P E N D A H U L U A N
Seorang pemimpin yang baik bukan saja suskes melaksanakan tangung-jawab kepemimpinannya, melainkan juga mampu menyiapkan proses peralihan tampuk kepemimpinan dari dirinya sendiri kepada orang lain. Paling tidak inilah yang terjadi dalam bacaan kita ini.

Suksesi kepemimpinan di Israel ini bermula dari keinginan umat Israel untuk dipimpin oleh seorang raja. Mengapa mereka menginginkannya. Alasannya dapat kita temukan pada 8:1-5,yakni:
1.      Samuel telah berusia lanjut (ay.1)
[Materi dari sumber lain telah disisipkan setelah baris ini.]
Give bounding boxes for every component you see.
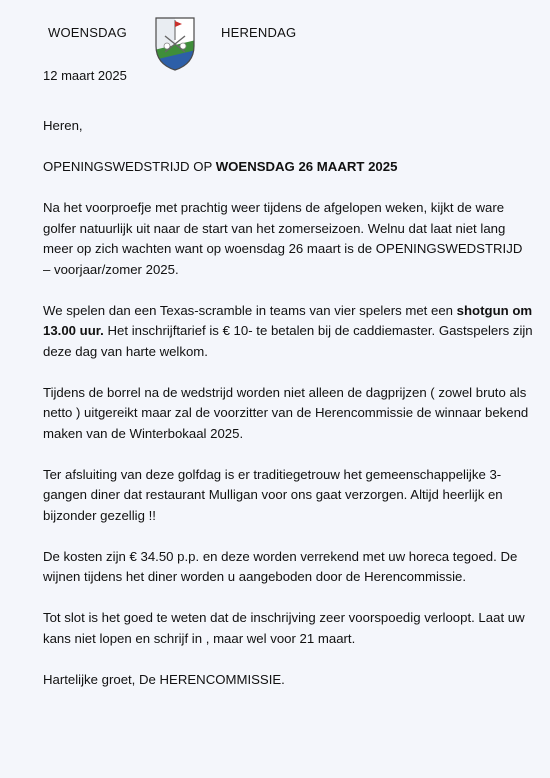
- salutation: Heren,: [43, 118, 83, 133]
- golf-club-crest-icon: [154, 16, 196, 72]
- title-date: WOENSDAG 26 MAART 2025: [215, 159, 398, 174]
- letter-date: 12 maart 2025: [43, 68, 127, 83]
- paragraph-borrel: Tijdens de borrel na de wedstrijd worden niet alleen de dagprijzen ( zowel bruto als netto ) uitgereikt maar zal de voorzitter van de Herencommissie de winnaar bekend maken van de Winterbokaal 2025.: [43, 384, 529, 441]
- paragraph-slot: Tot slot is het goed te weten dat de inschrijving zeer voorspoedig verloopt. Laat uw kans niet lopen en schrijf in , maar wel voor 21 maart.: [43, 610, 525, 646]
- format-shotgun: shotgun om 13.00 uur.: [43, 302, 533, 338]
- format-text-a: We spelen dan een Texas-scramble in teams van vier spelers met een: [43, 302, 457, 318]
- paragraph-format: [43, 301, 533, 363]
- closing-greeting: Hartelijke groet, De HERENCOMMISSIE.: [43, 671, 285, 687]
- letter-title: [43, 157, 533, 178]
- paragraph-diner: Ter afsluiting van deze golfdag is er traditiegetrouw het gemeenschappelijke 3-gangen diner dat restaurant Mulligan voor ons gaat verzorgen. Altijd heerlijk en bijzonder gezellig !!: [43, 466, 503, 523]
- header-right-text: HERENDAG: [221, 25, 297, 40]
- letter-body: [43, 116, 533, 690]
- header-left-text: WOENSDAG: [48, 25, 127, 40]
- paragraph-kosten: De kosten zijn € 34.50 p.p. en deze worden verrekend met uw horeca tegoed. De wijnen tijdens het diner worden u aangeboden door de Herencommissie.: [43, 548, 518, 584]
- title-prefix: OPENINGSWEDSTRIJD OP: [43, 159, 216, 174]
- format-text-b: Het inschrijftarief is € 10- te betalen bij de caddiemaster. Gastspelers zijn deze dag van harte welkom.: [43, 323, 533, 359]
- paragraph-intro: Na het voorproefje met prachtig weer tijdens de afgelopen weken, kijkt de ware golfer natuurlijk uit naar de start van het zomerseizoen. Welnu dat laat niet lang meer op zich wachten want op woensdag 26 maart is de OPENINGSWEDSTRIJD – voorjaar/zomer 2025.: [43, 200, 523, 277]
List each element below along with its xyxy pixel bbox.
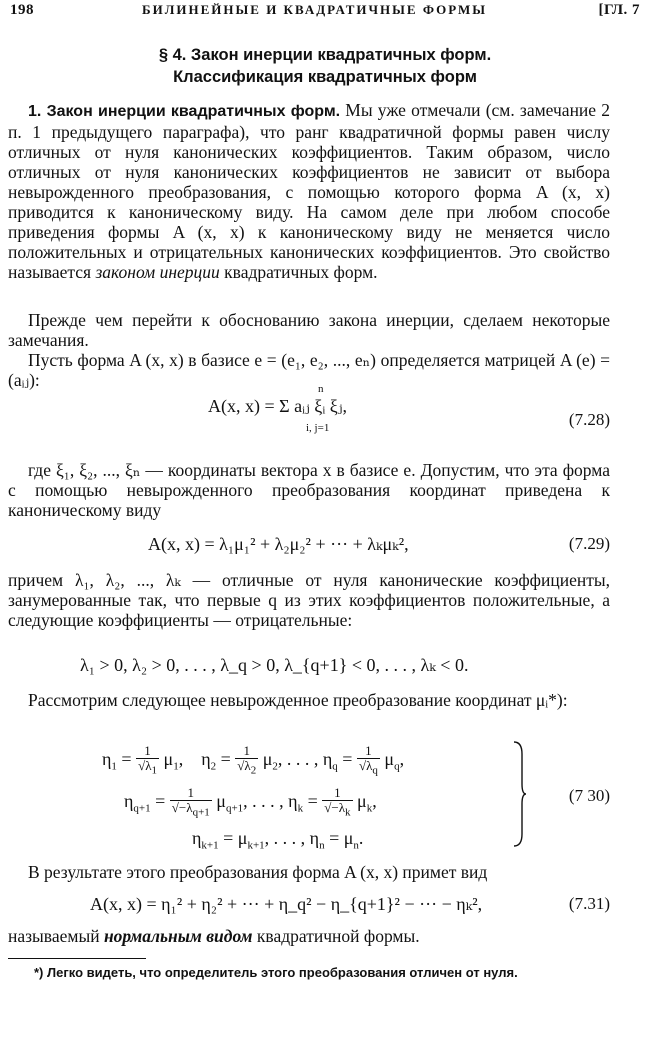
paragraph-1-text-a: Мы уже отмечали (см. замечание 2 п. 1 предыдущего параграфа), что ранг квадратичной формы равен числу отличных от нуля канонических коэффициентов. Таким образом, число отличных от нуля канонических коэффициентов не зависит от выбора невырожденного преобразования, с помощью которого форма A (x, x) приводится к каноническому виду. На самом деле при любом способе приведения формы A (x, x) к каноническому виду не меняется число положительных и отрицательных канонических коэффициентов. Это свойство называется bbox=[8, 100, 610, 282]
equation-7-28 bbox=[208, 383, 348, 434]
paragraph-8 bbox=[8, 926, 610, 946]
chapter-label: [ГЛ. 7 bbox=[598, 2, 640, 18]
equation-7-30-row-1: $\eta_1$ = $\frac{1}{√\lambda_1}$ $\mu_1$, $\eta_2$ = $\frac{1}{√\lambda_2}$ $\mu_2$, . . . , $\eta_q$ = $\frac{1}{√\lambda_q}$ $\mu_q$, bbox=[102, 743, 405, 777]
equation-7-31: A(x, x) = η₁² + η₂² + ··· + η_q² − η_{q+1}² − ··· − ηₖ², bbox=[90, 894, 483, 914]
equation-7-30-row-3: $\eta_{k+1} = \mu_{k+1}$, . . . , $\eta_n = \mu_n$. bbox=[192, 828, 364, 852]
term-normal-form: нормальным видом bbox=[103, 926, 253, 946]
equation-number-7-28: (7.28) bbox=[568, 410, 610, 429]
paragraph-7-text: В результате этого преобразования форма A (x, x) примет вид bbox=[28, 862, 488, 882]
equation-number-7-29: (7.29) bbox=[568, 534, 610, 553]
equation-7-29: A(x, x) = λ₁μ₁² + λ₂μ₂² + ··· + λₖμₖ², bbox=[148, 534, 409, 554]
paragraph-7 bbox=[8, 862, 610, 882]
paragraph-1 bbox=[8, 100, 610, 282]
right-brace-icon bbox=[512, 740, 526, 848]
paragraph-6-text: Рассмотрим следующее невырожденное преобразование координат μᵢ*): bbox=[28, 690, 568, 710]
subsection-heading: 1. Закон инерции квадратичных форм. bbox=[28, 103, 341, 120]
paragraph-5 bbox=[8, 570, 610, 630]
footnote: *) Легко видеть, что определитель этого преобразования отличен от нуля. bbox=[34, 965, 518, 980]
equation-number-7-30: (7 30) bbox=[568, 786, 610, 805]
section-title-line-2: Классификация квадратичных форм bbox=[173, 68, 477, 86]
equation-7-28-formula: A(x, x) = Σ aᵢⱼ ξᵢ ξⱼ, bbox=[208, 396, 348, 416]
section-title bbox=[0, 44, 650, 88]
page-number: 198 bbox=[10, 2, 34, 18]
paragraph-6 bbox=[8, 690, 610, 710]
paragraph-2-text: Прежде чем перейти к обоснованию закона инерции, сделаем некоторые замечания. bbox=[8, 310, 610, 350]
paragraph-8-text-b: квадратичной формы. bbox=[252, 926, 420, 946]
equation-7-30-row-2: $\eta_{q+1}$ = $\frac{1}{√-\lambda_{q+1}}$ $\mu_{q+1}$, . . . , $\eta_k$ = $\frac{1}{√-\lambda_k}$ $\mu_k$, bbox=[124, 785, 377, 819]
paragraph-4 bbox=[8, 460, 610, 520]
paragraph-2 bbox=[8, 310, 610, 350]
paragraph-3-text: Пусть форма A (x, x) в базисе e = (e₁, e₂, ..., eₙ) определяется матрицей A (e) = (aᵢⱼ): bbox=[8, 350, 610, 390]
running-title: БИЛИНЕЙНЫЕ И КВАДРАТИЧНЫЕ ФОРМЫ bbox=[142, 2, 487, 17]
equation-number-7-31: (7.31) bbox=[568, 894, 610, 913]
paragraph-5-text: причем λ₁, λ₂, ..., λₖ — отличные от нуля канонические коэффициенты, занумерованные так, что первые q из этих коэффициентов положительные, а следующие коэффициенты — отрицательные: bbox=[8, 570, 610, 630]
sum-lower-limit: i, j=1 bbox=[306, 422, 330, 434]
running-header bbox=[10, 2, 640, 22]
section-title-line-1: § 4. Закон инерции квадратичных форм. bbox=[158, 46, 492, 64]
footnote-divider bbox=[8, 958, 146, 959]
paragraph-8-text-a: называемый bbox=[8, 926, 104, 946]
sum-upper-limit: n bbox=[318, 383, 324, 395]
inequalities: λ₁ > 0, λ₂ > 0, . . . , λ_q > 0, λ_{q+1} < 0, . . . , λₖ < 0. bbox=[80, 655, 469, 675]
paragraph-1-text-b: квадратичных форм. bbox=[219, 262, 378, 282]
term-law-of-inertia: законом инерции bbox=[95, 262, 220, 282]
paragraph-4-text: где ξ₁, ξ₂, ..., ξₙ — координаты вектора x в базисе e. Допустим, что эта форма с помощью невырожденного преобразования координат приведена к каноническому виду bbox=[8, 460, 610, 520]
paragraph-3 bbox=[8, 350, 610, 390]
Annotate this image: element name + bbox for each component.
2.      Samuel menunjuk anak-anaknya, Yoel dan Abia menggantikan dirinya namun prilaku anak-anaknya tidak benar, korup dan memutarbalikkan keadilan (ay.2,3)
3.      Israel ingin seperti bangsa-bangsa lain yang memiliki raja yang kelihatan dan tidak seperti Allah yang tidak terlihat (ay.5).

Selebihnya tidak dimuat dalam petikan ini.